The popularity of electric scooters in Germany has exploded in the last few years, but many people still aren't sure what the rules for driving them are. We break them down.

EXPLAINED: The rules for riding an e-scooter in Germany

Germany is currently the world’s second-largest market for e-scooter rental after the USA, which might explain why you have the feeling that you’re seeing the electric vehicles everywhere these days, at least in cities. 

According to a recent survey by ADAC,15 percent of people in Germany aged 16 and over regularly use e-scooters. Of these, 45 percent own their own scooter, while 55 percent rent the vehicles from sharing services.

Here are the rules for driving an e-scooter that you need to know.

Who can drive an e-scooter?

Anyone over the age of 14 can ride an electric scooter and you don’t need to have a driving license to use one. However, many of the traffic rules for motorists also apply to e-scooter riders, and misbehaving on a scooter could end up costing you points on your driving license or even getting you a driving ban.

READ ALSO: Driving in Germany: Eight German road signs that confuse foreigners

Can more than one person ride an e-scooter?

No. Only one person is allowed to ride a scooter and if you are caught riding in two, you will get a €10 fine.

Although it might be fun, riding side by side on two scooters is also not allowed and can be punished with a fine of between €15 and €30. Instead, you and your friends have to ride in single file.

Where can you ride an e-scooter?

E-scooters are principally allowed on bike paths and in bike lanes and you can only drive them on the road if there is no bike lane available. If you do drive on the road, you must keep as far to the right as possible and you are not allowed to ride in bus lanes.

It’s also forbidden to ride an e-scooter on the motorway – doing so will get you a €20 fine. 
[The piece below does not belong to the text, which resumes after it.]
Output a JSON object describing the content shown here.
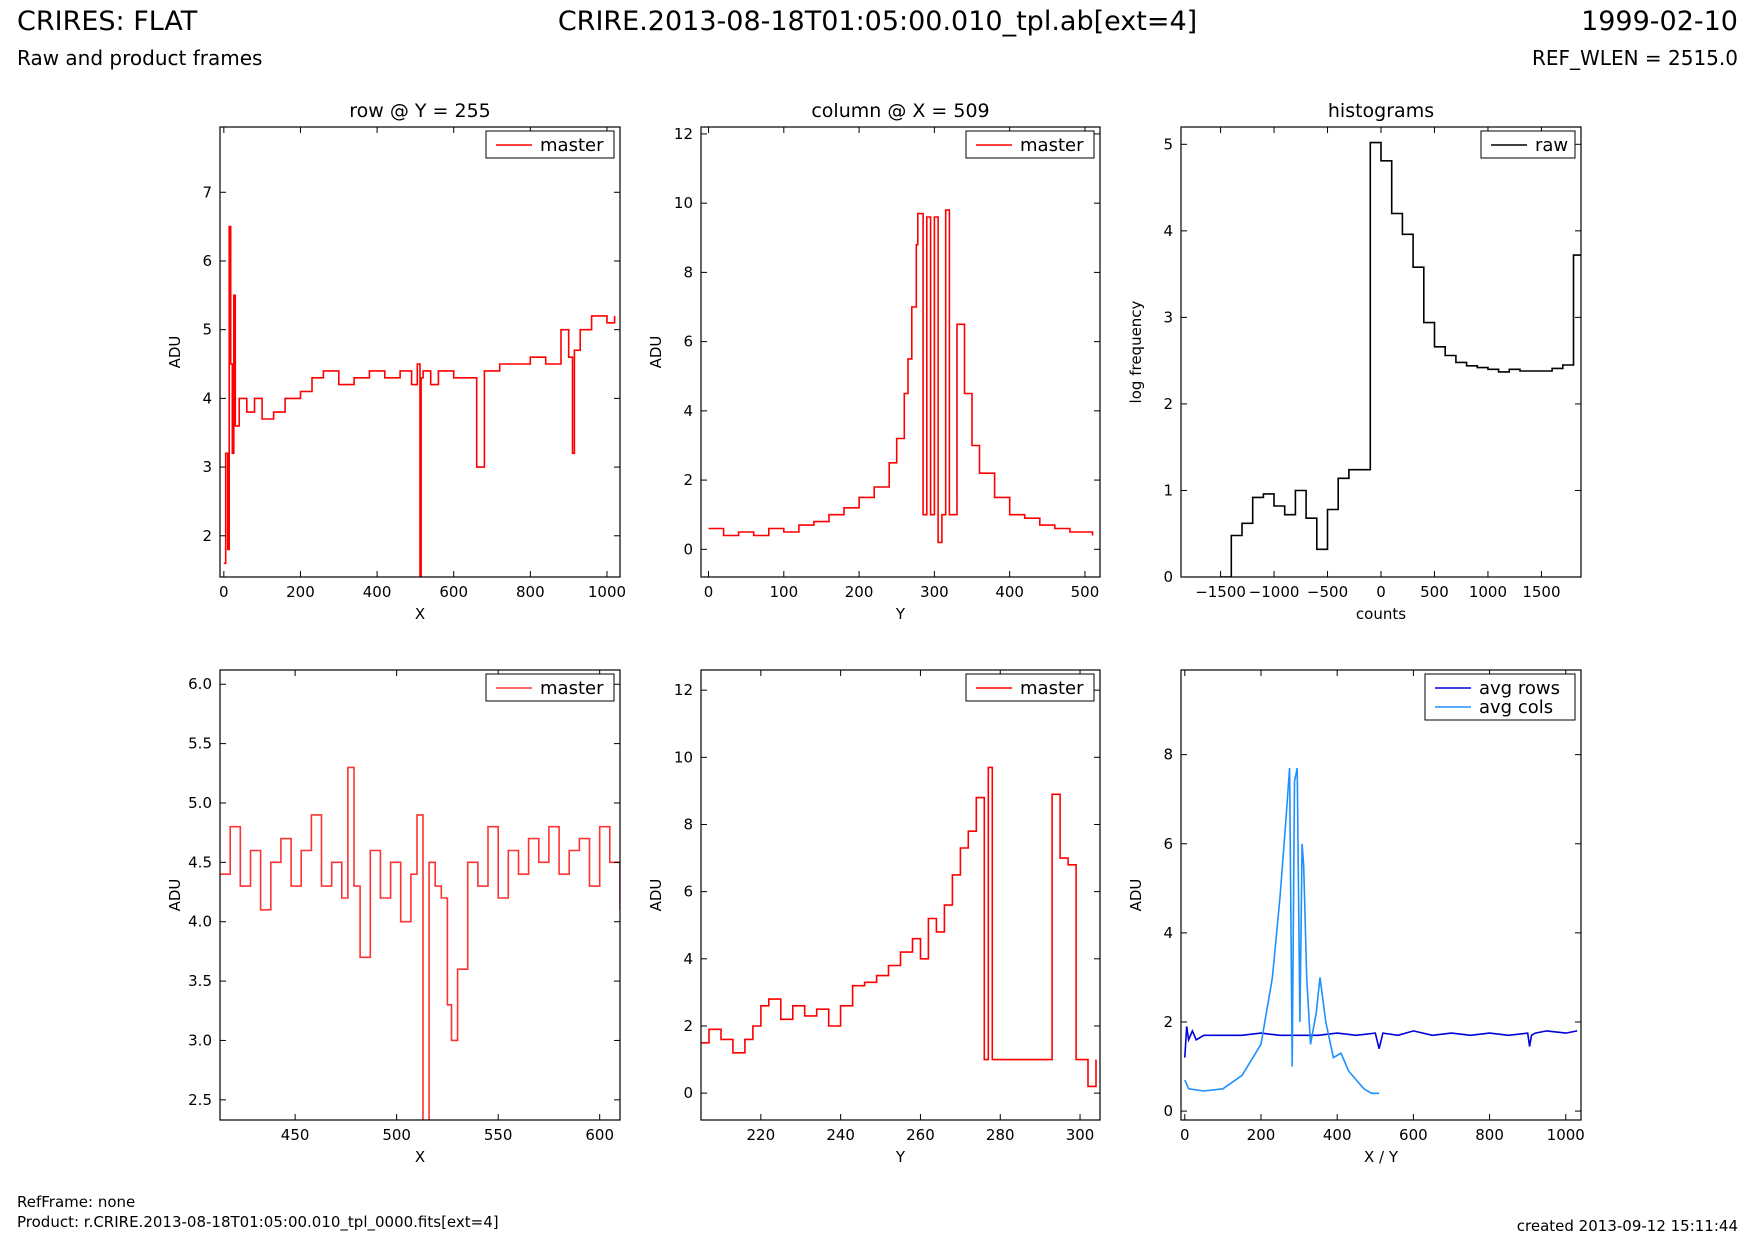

Riding an e-scooter on the pavement, in pedestrian-only zones, or in one-way streets against the direction of traffic is also not allowed and can land you a fine of between €15 and €30.

However, e-scooters are allowed on one-way or no-entry roads which have a “cyclists free” sign.

A no-entry sign with a “cyclists free” sign underneath. This sign also applies to e-scooters. Photo: picture alliance / dpa | Jens Kalaene

Which traffic light rules apply to electric scooters?

E-scooter riders have to abide by traffic lights just like motorists, and the fine for ignoring a red light on an e-scooter is between €60 and €180.

However, if there is also a traffic light for bicycles, e-scooter riders can follow this one instead.

Is there an alcohol limit for electric scooters?

Yes, the same alcohol limits for motorists apply to electric scooter riders.

This means that anyone who drives with a blood alcohol level of between 0.5 to 1.09 is liable for a fine of €500, a 1-month driving ban and 2 points on their driving license.

It’s a criminal offence to ride an electric scooter with a blood alcohol concentration of at more than 1.1, as is causing an accident with a blood alcohol level of more than 0.3.

Under 21s must be completely alcohol free – with a blood alcohol level of 0.0 – to ride an e-scooter.

Where can e-scooters be parked?

E-scooters can be parked at the roadside, on the pavement and in pedestrian zones with designated e-scooter parking areas. However, e-scooters must be parked in such a way that they don’t obstruct or endanger pedestrians or other road users. 

Parked e-scooters in Stuttgart. Photo: picture alliance/dpa | Christoph Schmidt

Which rules are there for e-scooter owners?

If you’ve upgraded from renting to owning your own scooter, there are certain requirements you have to be aware of. 

Firstly, it’s mandatory to have liability insurance and a special sticker (similar to a license plate) stuck to the scooter to show that it is insured.

READ ALSO: German words you need to know: Haftpflichtversicherung

E-scooter owners also have to make sure that they have two independently working brakes and lights. 

Which other rules should I be aware of?

As with driving a car or cycling, you are not allowed to use your mobile phone while riding an e-scooter (which is pretty challenging anyway). If you’re caught doing so, you’ll get a €100 fine and a point on your driving license. 

It’s not mandatory to wear a helmet when riding an e-scooter, though it is recommended.